In middle and high school, he introduced his friends to music that went on to define their taste in the art, John said — another fact he learned about his brother in his wake.
"He was kind of this cool hipster in middle school and high school who was into all of these cool bands," John said.
The same applied to vinyl records, live music and movies. It was James who helped introduce Tom Graf to the independent and international films offered by the Mary Riepma Ross Media Arts Center — then known as the Sheldon Film Theater.
Graf went on to serve on the Friends of the Ross Board for eight years.
"As teenagers in Lincoln, Nebraska, oftentimes, what do you do? You go to movies," Graf recalled in a phone call Thursday. "And whenever we'd get together and talk about going to movies, James would always say, 'Well, isn't there a cool foreign movie or independent movie playing at the Ross?'
"It wasn't just the blockbuster that everybody was going to and whatnot. I probably — before the Ross became the Ross — I probably saw more movies at the Sheldon with James than anybody else."

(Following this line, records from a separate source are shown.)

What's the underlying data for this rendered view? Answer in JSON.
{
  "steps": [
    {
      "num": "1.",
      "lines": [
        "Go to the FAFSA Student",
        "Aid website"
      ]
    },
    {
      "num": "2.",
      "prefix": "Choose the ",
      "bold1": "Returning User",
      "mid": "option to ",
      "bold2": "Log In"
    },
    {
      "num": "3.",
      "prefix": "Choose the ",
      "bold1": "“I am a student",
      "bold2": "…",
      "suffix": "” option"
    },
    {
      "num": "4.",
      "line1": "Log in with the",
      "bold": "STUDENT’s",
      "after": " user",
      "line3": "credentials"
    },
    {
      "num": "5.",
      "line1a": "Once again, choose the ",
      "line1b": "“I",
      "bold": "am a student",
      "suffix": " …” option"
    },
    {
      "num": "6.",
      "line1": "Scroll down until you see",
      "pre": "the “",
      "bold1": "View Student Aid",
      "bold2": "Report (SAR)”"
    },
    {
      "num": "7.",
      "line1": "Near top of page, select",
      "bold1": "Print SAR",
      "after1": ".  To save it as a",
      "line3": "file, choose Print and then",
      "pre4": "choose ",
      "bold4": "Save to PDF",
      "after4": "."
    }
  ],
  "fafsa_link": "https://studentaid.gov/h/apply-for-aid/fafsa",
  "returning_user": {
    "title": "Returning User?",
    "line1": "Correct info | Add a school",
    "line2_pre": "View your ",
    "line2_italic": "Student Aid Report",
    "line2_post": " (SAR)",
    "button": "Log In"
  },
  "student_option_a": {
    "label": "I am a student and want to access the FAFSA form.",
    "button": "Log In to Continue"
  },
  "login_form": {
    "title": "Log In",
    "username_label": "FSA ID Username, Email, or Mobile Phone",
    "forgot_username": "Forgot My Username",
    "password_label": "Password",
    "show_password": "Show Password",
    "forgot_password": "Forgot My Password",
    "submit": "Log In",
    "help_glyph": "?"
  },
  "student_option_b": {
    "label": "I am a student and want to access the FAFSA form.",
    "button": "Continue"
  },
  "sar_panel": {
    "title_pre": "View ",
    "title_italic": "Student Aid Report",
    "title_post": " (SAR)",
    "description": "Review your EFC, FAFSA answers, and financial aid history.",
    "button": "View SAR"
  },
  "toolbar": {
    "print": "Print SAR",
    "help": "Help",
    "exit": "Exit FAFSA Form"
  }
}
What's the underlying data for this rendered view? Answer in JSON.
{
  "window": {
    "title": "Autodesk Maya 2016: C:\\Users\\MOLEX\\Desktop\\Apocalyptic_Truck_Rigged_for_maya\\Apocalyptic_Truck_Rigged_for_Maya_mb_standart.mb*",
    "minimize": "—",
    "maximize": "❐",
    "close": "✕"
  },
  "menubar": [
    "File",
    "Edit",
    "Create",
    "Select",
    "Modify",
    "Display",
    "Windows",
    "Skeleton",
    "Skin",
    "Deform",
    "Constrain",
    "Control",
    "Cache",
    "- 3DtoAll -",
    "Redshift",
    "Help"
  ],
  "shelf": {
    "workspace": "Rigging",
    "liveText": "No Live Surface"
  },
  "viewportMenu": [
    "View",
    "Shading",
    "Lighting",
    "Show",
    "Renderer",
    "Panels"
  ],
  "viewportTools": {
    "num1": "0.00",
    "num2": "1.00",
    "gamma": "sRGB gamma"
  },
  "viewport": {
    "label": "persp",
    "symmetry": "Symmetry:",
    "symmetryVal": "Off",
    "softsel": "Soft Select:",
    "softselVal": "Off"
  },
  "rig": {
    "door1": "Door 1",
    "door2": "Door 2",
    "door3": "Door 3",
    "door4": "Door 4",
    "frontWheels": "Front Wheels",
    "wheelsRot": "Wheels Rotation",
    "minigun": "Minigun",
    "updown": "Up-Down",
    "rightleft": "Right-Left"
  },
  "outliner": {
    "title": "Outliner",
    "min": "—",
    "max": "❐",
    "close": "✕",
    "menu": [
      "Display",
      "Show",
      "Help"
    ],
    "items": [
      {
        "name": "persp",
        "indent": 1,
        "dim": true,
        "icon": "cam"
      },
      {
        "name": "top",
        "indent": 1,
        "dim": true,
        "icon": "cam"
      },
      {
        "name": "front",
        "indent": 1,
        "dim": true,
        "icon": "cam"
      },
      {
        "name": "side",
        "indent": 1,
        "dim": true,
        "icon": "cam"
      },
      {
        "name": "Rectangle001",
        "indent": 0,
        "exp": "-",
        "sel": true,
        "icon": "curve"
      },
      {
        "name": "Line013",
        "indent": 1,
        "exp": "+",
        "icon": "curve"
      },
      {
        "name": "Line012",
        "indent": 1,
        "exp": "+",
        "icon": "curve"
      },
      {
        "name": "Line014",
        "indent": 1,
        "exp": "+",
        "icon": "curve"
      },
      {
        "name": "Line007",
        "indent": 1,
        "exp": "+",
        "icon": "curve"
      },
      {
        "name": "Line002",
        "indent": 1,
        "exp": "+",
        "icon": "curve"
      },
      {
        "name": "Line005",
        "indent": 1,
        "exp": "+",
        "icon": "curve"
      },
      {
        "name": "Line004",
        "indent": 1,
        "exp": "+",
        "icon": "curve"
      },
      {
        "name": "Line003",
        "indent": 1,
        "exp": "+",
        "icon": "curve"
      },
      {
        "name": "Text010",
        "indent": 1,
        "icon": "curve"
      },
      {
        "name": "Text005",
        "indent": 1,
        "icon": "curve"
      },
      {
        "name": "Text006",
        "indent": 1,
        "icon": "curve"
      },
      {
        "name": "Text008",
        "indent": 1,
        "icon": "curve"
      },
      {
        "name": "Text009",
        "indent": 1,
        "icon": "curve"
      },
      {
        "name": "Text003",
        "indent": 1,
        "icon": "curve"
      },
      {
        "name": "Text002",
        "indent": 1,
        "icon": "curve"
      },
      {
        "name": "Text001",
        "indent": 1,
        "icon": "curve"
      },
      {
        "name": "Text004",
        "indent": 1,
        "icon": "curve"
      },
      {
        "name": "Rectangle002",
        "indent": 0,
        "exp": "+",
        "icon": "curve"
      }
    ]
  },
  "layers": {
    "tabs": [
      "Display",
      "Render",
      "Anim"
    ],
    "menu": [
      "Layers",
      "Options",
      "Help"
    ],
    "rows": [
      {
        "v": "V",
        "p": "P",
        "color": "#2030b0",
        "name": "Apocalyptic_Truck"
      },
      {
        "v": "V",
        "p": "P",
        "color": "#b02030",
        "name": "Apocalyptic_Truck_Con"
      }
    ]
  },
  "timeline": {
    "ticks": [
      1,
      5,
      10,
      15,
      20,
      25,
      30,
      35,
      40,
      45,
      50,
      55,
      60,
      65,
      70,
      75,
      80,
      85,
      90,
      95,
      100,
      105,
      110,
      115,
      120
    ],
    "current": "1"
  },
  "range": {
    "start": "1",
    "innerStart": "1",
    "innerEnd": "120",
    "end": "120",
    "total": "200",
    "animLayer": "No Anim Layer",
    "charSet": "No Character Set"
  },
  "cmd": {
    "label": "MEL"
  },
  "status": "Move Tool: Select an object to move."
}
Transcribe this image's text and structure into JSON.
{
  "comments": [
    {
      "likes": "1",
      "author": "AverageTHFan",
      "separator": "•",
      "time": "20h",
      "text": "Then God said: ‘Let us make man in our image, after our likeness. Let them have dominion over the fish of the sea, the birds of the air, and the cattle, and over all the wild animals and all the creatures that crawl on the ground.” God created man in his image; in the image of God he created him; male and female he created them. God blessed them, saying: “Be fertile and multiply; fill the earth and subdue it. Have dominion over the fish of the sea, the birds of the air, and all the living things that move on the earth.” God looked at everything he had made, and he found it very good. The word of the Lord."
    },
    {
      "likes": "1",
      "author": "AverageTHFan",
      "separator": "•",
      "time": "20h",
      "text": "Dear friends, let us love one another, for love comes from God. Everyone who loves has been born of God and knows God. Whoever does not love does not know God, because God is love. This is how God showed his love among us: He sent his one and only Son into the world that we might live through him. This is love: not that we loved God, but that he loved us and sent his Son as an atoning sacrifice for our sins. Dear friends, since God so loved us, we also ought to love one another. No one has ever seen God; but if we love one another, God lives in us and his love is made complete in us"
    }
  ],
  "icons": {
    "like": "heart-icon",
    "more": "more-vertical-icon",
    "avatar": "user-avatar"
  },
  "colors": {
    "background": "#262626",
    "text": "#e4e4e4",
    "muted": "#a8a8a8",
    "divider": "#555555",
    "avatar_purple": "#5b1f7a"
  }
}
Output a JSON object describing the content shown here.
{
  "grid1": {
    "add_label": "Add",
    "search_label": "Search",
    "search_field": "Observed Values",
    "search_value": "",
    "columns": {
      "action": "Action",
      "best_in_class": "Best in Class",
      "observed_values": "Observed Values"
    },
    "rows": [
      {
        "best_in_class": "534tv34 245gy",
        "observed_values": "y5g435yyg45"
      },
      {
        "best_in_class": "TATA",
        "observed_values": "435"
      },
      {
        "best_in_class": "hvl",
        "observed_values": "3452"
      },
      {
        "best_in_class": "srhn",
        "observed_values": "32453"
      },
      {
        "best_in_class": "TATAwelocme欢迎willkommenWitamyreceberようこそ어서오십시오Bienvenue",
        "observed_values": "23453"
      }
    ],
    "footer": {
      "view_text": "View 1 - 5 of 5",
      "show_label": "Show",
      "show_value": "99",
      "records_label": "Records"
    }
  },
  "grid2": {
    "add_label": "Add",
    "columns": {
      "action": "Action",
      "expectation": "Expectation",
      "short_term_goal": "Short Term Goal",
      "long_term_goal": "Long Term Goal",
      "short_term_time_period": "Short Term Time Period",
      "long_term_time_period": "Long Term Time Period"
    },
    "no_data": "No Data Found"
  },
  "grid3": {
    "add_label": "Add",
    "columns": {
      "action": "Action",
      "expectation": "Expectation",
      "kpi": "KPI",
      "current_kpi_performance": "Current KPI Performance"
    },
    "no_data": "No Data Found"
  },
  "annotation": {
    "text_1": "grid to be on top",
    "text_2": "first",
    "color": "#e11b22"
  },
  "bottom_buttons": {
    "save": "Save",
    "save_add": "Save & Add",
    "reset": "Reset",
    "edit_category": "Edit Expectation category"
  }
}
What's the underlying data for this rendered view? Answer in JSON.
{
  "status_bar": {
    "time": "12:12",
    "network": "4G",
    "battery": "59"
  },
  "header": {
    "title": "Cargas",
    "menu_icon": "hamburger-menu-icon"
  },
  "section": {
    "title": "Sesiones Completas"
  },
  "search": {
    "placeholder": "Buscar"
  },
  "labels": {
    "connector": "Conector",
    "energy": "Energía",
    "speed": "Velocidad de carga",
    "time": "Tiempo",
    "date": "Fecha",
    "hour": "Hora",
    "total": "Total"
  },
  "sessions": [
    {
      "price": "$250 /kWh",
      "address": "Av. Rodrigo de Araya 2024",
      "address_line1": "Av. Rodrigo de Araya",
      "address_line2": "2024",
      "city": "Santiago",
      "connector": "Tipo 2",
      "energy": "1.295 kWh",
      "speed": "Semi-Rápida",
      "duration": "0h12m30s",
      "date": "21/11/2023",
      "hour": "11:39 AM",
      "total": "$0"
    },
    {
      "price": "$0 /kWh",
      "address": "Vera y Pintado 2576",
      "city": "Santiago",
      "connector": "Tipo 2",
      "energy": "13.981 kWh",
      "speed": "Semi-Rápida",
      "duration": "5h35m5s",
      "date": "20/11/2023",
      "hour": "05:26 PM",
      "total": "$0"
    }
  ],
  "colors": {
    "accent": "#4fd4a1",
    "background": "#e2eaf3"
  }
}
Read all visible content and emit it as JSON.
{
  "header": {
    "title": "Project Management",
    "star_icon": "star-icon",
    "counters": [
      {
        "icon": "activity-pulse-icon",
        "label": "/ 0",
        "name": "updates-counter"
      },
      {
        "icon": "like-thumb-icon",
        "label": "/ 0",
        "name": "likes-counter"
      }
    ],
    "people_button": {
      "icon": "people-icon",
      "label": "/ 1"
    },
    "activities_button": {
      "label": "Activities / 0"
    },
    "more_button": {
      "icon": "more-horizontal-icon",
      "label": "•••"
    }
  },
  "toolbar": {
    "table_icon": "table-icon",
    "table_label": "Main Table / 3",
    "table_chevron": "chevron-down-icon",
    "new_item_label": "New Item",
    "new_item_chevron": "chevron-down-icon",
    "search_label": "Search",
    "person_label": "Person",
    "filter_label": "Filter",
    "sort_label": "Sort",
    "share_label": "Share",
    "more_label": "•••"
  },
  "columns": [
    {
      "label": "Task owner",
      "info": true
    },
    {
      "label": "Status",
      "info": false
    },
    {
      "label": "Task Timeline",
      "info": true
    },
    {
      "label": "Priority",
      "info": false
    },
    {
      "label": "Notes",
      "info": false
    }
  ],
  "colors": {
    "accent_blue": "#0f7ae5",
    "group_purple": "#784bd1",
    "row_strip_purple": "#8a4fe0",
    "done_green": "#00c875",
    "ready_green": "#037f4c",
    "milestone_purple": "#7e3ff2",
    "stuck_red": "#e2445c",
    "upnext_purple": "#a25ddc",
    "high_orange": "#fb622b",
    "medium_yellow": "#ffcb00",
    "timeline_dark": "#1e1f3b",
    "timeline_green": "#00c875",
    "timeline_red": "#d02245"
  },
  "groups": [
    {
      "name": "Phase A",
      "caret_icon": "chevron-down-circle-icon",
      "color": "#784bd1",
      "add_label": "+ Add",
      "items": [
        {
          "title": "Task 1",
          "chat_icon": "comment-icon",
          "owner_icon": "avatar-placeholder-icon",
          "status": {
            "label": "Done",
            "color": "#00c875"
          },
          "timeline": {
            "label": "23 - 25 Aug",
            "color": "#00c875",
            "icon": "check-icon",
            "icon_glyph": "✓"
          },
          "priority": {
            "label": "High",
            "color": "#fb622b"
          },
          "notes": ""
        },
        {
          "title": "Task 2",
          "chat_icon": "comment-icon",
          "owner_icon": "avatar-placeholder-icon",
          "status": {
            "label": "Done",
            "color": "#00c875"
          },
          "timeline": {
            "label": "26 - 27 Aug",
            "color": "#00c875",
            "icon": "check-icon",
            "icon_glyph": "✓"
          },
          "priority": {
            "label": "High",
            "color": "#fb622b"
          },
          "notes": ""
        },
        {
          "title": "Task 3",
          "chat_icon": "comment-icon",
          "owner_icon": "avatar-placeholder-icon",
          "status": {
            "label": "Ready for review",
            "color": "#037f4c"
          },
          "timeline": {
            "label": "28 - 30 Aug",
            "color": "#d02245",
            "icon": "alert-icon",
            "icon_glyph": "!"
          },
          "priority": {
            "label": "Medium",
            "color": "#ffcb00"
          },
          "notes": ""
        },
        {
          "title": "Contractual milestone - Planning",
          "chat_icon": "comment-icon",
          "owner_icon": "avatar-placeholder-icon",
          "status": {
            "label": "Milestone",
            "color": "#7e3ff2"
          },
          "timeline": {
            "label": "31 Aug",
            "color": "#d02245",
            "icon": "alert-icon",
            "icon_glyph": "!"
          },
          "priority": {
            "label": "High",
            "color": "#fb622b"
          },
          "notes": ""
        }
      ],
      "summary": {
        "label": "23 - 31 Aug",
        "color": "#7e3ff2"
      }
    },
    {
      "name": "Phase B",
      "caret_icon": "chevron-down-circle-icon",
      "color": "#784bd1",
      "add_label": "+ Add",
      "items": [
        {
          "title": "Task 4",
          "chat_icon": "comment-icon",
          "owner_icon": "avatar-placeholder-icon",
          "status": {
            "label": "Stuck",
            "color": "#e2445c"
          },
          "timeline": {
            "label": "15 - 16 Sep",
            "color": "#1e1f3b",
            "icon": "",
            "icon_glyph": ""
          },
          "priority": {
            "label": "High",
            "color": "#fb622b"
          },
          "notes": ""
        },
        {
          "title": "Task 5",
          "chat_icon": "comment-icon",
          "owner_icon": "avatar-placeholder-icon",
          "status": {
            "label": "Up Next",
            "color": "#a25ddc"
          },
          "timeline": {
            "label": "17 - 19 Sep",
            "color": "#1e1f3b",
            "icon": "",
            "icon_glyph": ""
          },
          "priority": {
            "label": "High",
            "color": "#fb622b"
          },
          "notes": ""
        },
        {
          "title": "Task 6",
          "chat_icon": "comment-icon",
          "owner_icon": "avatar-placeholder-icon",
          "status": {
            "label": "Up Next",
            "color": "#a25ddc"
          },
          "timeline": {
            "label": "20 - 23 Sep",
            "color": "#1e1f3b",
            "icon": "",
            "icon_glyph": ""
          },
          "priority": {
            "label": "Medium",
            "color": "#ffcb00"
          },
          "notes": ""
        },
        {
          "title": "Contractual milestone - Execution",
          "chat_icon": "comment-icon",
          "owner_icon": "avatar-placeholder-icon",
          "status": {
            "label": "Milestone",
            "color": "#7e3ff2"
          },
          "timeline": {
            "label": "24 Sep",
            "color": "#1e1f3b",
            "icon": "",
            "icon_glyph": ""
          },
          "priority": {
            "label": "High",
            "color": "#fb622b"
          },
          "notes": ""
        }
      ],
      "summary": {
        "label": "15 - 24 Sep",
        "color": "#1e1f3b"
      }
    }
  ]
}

The Southeast grad had a knack for finding things to do that other teenagers weren't doing, Graf recalled.
The two, for instance, hosted a radio show together on KZUM as eighth and ninth graders, playing punk rock and new wave songs for an hour at 2 p.m. every Sunday afternoon — until a change in programming was set to move their timeslot to the 2 a.m. hour, not viable for high schoolers.
The radio show was James' idea, not Graf's — a theme that reemerged from time to time. Like when James roped Graf into joining a live theater performance when they were freshmen together at UNL.
The two walked around downtown practicing their lines late one night in the 1980s, Graf recalled, and found themselves rehearsing in the courtyard at First Plymouth Congregational Church.
"All of a sudden, there's some applause," Graf said. "And apparently some couple was, let's just say, spending some time together in the darkness of the courtyard. And we did not realize we had an audience."
James made Graf's life richer, he said.
"I gained a lot by having him as a friend," he said.
Graf said James was adamant about enjoying downtown Lincoln — the place where, as an adult, his daily routines made him a fixture at the shops and spots he frequented.
The dry cleaner. The grocery co-op. F Street Neighborhood Church. The nearby Runza or Mexican restaurant he'd visit after services. The many businesses downtown — Threads, The Cookie Company, Pita & Naan — where they knew James. Where he knew them.
"He was always interested in other people and what they were doing and always enthusiastic about them," John said. "And it was completely authentic. Never with any judgment or ulterior motives. Just a dear, kind, tender soul that touched a lot of lives."
Perhaps nowhere was this more true than the Zoo Bar, where James lived for karaoke nights on Thursdays.
For John, who occasionally tagged along, one memory at the downtown venue stuck out over all the others. A Thursday night in 2021 or 2022, when the bar restarted its karaoke tradition after a prolonged pandemic hiatus.
When the Baylors arrived, James was like a celebrity, John recalled. He hugged the venue's patrons and bartender. His illness had brought lifelong limitations, but on that night, there were none.
"When he thrives and is smiling and doing well, it lifts other people, and when they all saw him — his old self — after COVID and being separated so long, I think it just touched everyone, that, 'Hey, if Jimbo got through this, we'll all be fine.' And it was just a beautiful thing."
His love for the bar came up even at the hospital in the days before his death, said Graf, who overheard another friend at James' bedside point out that it was a Thursday:
"Hey James, it's karaoke night," the friend said. "They're gonna miss you."